How are folks finding the change in behavior in dplyr 1.0's summarize function to emit a warning when using the default behavior of dropping one layer of grouping when called?
All my legacy code now emits lots of extra messages, cluttering up the output and generally offending my sensibilities. I know there's the dplyr.summarise.inform option (and have that set), though I have to set that in all the different environments in which I'm working (docker environments, testing environments, etc.). Yes, there's renv and proper dependency management as well.
I can't decide if I'm being a traditionalist and need to get over myself here or if this is worth raising an issue on the dplyr repo to talk about this change in depth. Talk me off my ledge?
I tend to agree with your sentiment. Right now I'm ignoring the warnings, but they do clog up output logs for automate runs (thanks for highlighting dplyr.summarise.inform though).
My take is that the dropping of the last layer was always undesirable behaviour, which this tries to address through the warnings without changing the default. I have always used ungroup() to remove the grouping explicitly, so the warnings are unnecessary, but I now have to choose whether to continue with the ungrouping or adopt the new summarise() capability with diverging coding styles over time. Not a big problem in the great scheme of things.
Dropping the last grouping level made perfect sense before because summarise() used to only return a single row per group. But with dplyr 1.0.0, summarise() can return multiple rows and it's this change that makes the default behaviour sometimes undesirable.

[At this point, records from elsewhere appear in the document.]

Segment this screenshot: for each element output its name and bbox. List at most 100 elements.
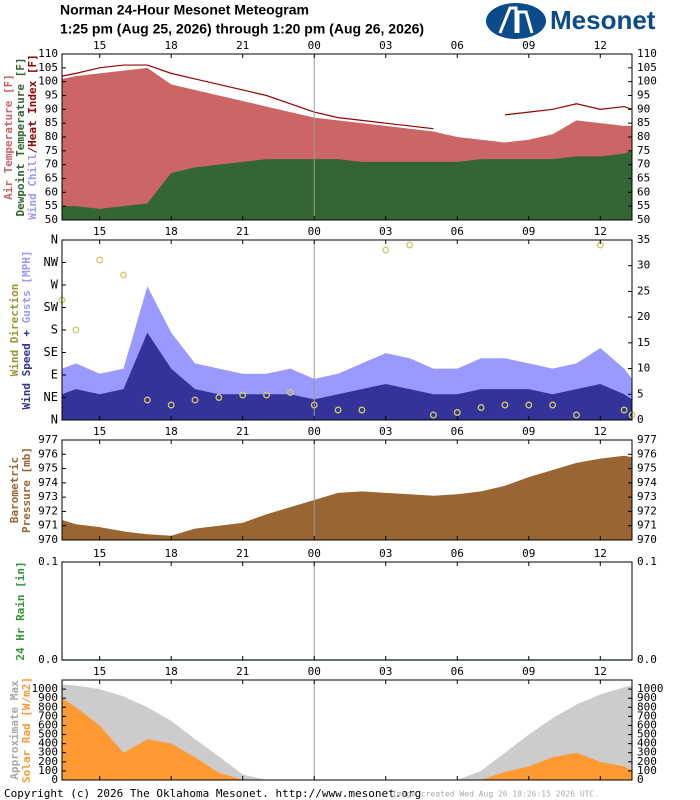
direction-point xyxy=(286,389,294,396)
x-tick-label: 03 xyxy=(379,425,392,438)
y-tick-label: 971 xyxy=(637,519,657,532)
y-tick-label: 600 xyxy=(38,718,58,731)
copyright: Copyright (c) 2026 The Oklahoma Mesonet.… xyxy=(4,787,421,800)
y-axis-label-part: Solar Rad [W/m2] xyxy=(20,677,33,783)
area xyxy=(62,332,632,420)
y-tick-label: 975 xyxy=(38,462,58,475)
x-tick-label: 03 xyxy=(379,39,392,52)
x-tick-label: 15 xyxy=(93,39,106,52)
y-tick-label: 0.0 xyxy=(637,653,657,666)
y-tick-label: 90 xyxy=(637,102,650,115)
y-tick-label: 400 xyxy=(38,737,58,750)
y-axis-label: 24 Hr Rain [in] xyxy=(14,561,27,660)
y-tick-label: 100 xyxy=(637,764,657,777)
y2-tick-label: N xyxy=(51,413,58,427)
y-axis-label: Wind Chill/Heat Index [F] xyxy=(26,54,39,220)
area xyxy=(62,684,632,780)
y-tick-label: 65 xyxy=(45,172,58,185)
y-tick-label: 300 xyxy=(38,746,58,759)
y-axis-label-part: Approximate Max xyxy=(8,680,21,780)
y-axis-label-part: Air Temperature [F] xyxy=(2,74,15,200)
y-tick-label: 20 xyxy=(637,310,650,323)
y-axis-label-part: /Heat Index [F] xyxy=(26,54,39,153)
plot-area xyxy=(62,562,632,660)
x-tick-label: 15 xyxy=(93,225,106,238)
y-axis-label-part: Gusts [MPH] xyxy=(20,251,33,324)
y-tick-label: 1000 xyxy=(32,682,59,695)
y-tick-label: 970 xyxy=(637,533,657,546)
area xyxy=(62,698,632,780)
area xyxy=(62,286,632,420)
panel: 15 18 21 00 03 06 09 12001001002002003003004004… xyxy=(8,665,664,786)
y-tick-label: 60 xyxy=(45,185,58,198)
y-tick-label: 30 xyxy=(637,259,650,272)
y-tick-label: 200 xyxy=(637,755,657,768)
direction-point xyxy=(406,241,414,249)
x-tick-label: 00 xyxy=(308,547,321,560)
x-tick-label: 21 xyxy=(236,39,249,52)
y-tick-label: 85 xyxy=(45,116,58,129)
y-tick-label: 70 xyxy=(45,158,58,171)
y-tick-label: 95 xyxy=(637,89,650,102)
x-tick-label: 12 xyxy=(594,39,607,52)
y2-tick-label: SE xyxy=(44,345,58,359)
x-tick-label: 18 xyxy=(165,547,178,560)
x-tick-label: 18 xyxy=(165,225,178,238)
y-tick-label: 900 xyxy=(38,691,58,704)
panel: 15 18 21 00 03 06 09 12505055556060656570707575… xyxy=(2,39,657,226)
direction-point xyxy=(549,401,557,409)
x-tick-label: 18 xyxy=(165,665,178,678)
panel: 15 18 21 00 03 06 09 12 0.0 0.0 0.1 0.1 24 Hr Rain [… xyxy=(14,547,657,666)
x-tick-label: 21 xyxy=(236,225,249,238)
y-axis-label-part: Wind Chill xyxy=(26,154,39,220)
direction-point xyxy=(120,271,127,279)
direction-point xyxy=(358,406,366,414)
y-tick-label: 100 xyxy=(637,75,657,88)
y-tick-label: 75 xyxy=(637,144,650,157)
direction-point xyxy=(501,401,509,409)
y-tick-label: 0 xyxy=(51,773,58,786)
logo-text: Mesonet xyxy=(550,5,656,35)
y-axis-label-part: Barometric xyxy=(8,457,21,523)
direction-point xyxy=(191,396,199,404)
x-tick-label: 03 xyxy=(379,665,392,678)
y-tick-label: 977 xyxy=(637,433,657,446)
y-axis-label-part: Wind Direction xyxy=(8,284,21,377)
direction-point xyxy=(382,246,390,254)
y-tick-label: 200 xyxy=(38,755,58,768)
y2-tick-label: NW xyxy=(44,255,59,269)
y-tick-label: 300 xyxy=(637,746,657,759)
x-tick-label: 06 xyxy=(451,665,464,678)
y-axis-label: Approximate Max xyxy=(8,680,21,780)
direction-point xyxy=(167,401,175,409)
y-axis-label-part: Wind Speed xyxy=(20,343,33,409)
direction-point xyxy=(573,411,580,419)
direction-point xyxy=(96,256,104,264)
x-tick-label: 15 xyxy=(93,425,106,438)
y-tick-label: 973 xyxy=(38,490,58,503)
y-axis-label: Pressure [mb] xyxy=(20,447,33,533)
x-tick-label: 06 xyxy=(451,425,464,438)
panel: 15 18 21 00 03 06 09 12 0 5 10 15 20 25 30 35 N NE E SE S SW W… xyxy=(8,225,650,427)
x-tick-label: 18 xyxy=(165,39,178,52)
x-tick-label: 00 xyxy=(308,39,321,52)
x-tick-label: 00 xyxy=(308,425,321,438)
x-tick-label: 03 xyxy=(379,547,392,560)
y-tick-label: 0 xyxy=(637,773,644,786)
y-tick-label: 970 xyxy=(38,533,58,546)
y-tick-label: 971 xyxy=(38,519,58,532)
plot-frame xyxy=(61,439,633,541)
x-tick-label: 12 xyxy=(594,547,607,560)
y-axis-label-part: + xyxy=(20,323,33,343)
y2-tick-label: NE xyxy=(44,390,58,404)
subtitle: 1:25 pm (Aug 25, 2026) through 1:20 pm (… xyxy=(60,21,424,37)
direction-point xyxy=(620,406,628,414)
x-tick-label: 06 xyxy=(451,547,464,560)
y-tick-label: 977 xyxy=(38,433,58,446)
y-tick-label: 70 xyxy=(637,158,650,171)
y-tick-label: 55 xyxy=(45,199,58,212)
x-tick-label: 21 xyxy=(236,425,249,438)
direction-point xyxy=(525,401,533,409)
y2-tick-label: S xyxy=(51,323,58,337)
y-tick-label: 15 xyxy=(637,336,650,349)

Personally, I always explicitly ungroup() after completing my grouped operations, so it's easy for me to go back and add an appropriate .groups argument to my summarise() calls in order to suppress the message. But I found this major change a good opportunity to revisit my old scripts and see if there are better ways of doing tasks (such as with the new relocate() verb). Maybe I just have too much free time.

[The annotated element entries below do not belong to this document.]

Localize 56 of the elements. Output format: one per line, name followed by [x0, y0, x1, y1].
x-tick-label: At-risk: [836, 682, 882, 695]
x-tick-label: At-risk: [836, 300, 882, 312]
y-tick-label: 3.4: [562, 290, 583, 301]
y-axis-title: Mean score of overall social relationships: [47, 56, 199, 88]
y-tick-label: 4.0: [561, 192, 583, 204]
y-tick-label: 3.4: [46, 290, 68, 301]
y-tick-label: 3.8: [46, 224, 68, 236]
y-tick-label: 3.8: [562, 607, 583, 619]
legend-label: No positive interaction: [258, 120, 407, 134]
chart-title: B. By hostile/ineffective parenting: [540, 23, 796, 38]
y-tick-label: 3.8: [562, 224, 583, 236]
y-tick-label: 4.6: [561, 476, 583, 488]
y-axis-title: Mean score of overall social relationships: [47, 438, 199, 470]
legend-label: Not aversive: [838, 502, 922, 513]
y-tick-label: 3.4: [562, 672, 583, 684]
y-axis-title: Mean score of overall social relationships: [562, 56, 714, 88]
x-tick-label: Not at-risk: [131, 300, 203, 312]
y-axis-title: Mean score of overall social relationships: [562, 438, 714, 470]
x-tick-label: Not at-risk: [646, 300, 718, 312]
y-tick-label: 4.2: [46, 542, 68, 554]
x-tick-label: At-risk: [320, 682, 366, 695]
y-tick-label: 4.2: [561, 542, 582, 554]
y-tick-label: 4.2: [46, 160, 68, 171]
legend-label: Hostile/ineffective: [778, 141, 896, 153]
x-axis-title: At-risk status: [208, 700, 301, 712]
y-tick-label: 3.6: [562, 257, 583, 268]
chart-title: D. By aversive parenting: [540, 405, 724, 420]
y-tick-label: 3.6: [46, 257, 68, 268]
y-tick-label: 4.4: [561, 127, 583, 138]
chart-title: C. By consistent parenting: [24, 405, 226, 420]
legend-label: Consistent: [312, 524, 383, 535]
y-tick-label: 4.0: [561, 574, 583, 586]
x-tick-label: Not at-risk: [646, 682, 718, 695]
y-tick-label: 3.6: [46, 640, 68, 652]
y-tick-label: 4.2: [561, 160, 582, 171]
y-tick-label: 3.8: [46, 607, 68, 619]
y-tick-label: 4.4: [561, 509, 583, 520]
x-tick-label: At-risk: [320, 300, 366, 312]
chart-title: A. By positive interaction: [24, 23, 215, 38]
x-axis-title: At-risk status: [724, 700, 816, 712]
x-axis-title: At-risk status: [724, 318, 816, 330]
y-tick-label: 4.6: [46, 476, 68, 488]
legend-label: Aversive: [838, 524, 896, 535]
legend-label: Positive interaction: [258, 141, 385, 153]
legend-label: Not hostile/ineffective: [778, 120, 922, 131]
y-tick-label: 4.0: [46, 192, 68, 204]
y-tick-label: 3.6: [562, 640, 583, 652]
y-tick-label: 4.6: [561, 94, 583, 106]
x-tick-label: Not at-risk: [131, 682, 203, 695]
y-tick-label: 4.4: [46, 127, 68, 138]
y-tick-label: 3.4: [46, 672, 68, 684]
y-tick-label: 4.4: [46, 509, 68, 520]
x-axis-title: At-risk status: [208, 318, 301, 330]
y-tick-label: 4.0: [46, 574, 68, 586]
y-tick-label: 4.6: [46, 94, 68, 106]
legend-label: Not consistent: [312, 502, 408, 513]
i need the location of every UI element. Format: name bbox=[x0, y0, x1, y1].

I understand the reasoning … it's just that I disagree that it was ever desirable and it was behaviour which caught out many beginners. I also seem to recall that it did not always work well using dbplyr.
Anyway, like you I have to decide whether it's worth refreshing old code, which would not look great to somebody looking at it with the benefit of the many changes introduced over the last couple of years. I'll probably leave it unless something breaks.
Was a bit surprised with these messages initially. Have got used to it. Good to know that dplyr.summarize.inform = false helps getting did of the messages.
Also I think .groups = "drop_last" would also achieve the same thing
The message did one important thing for me, so I will thank the developers. I had not been aware of the default dropping behavior. Of course I should have been -- "No excuse Sir". So now I know, and reexamining my old code was a good idea. Turns out the the default was always OK in my use, and .groups = "drop" would also work. My solution was to simply reexamine my old code where it is still alive -- about 50 summarize calls, mostly used in personal functions that are often called. I systematically changed the code.
I do not like anything that seems like a global turn off of warnings. I want to see those warnings, and go back to the source to address and remove them.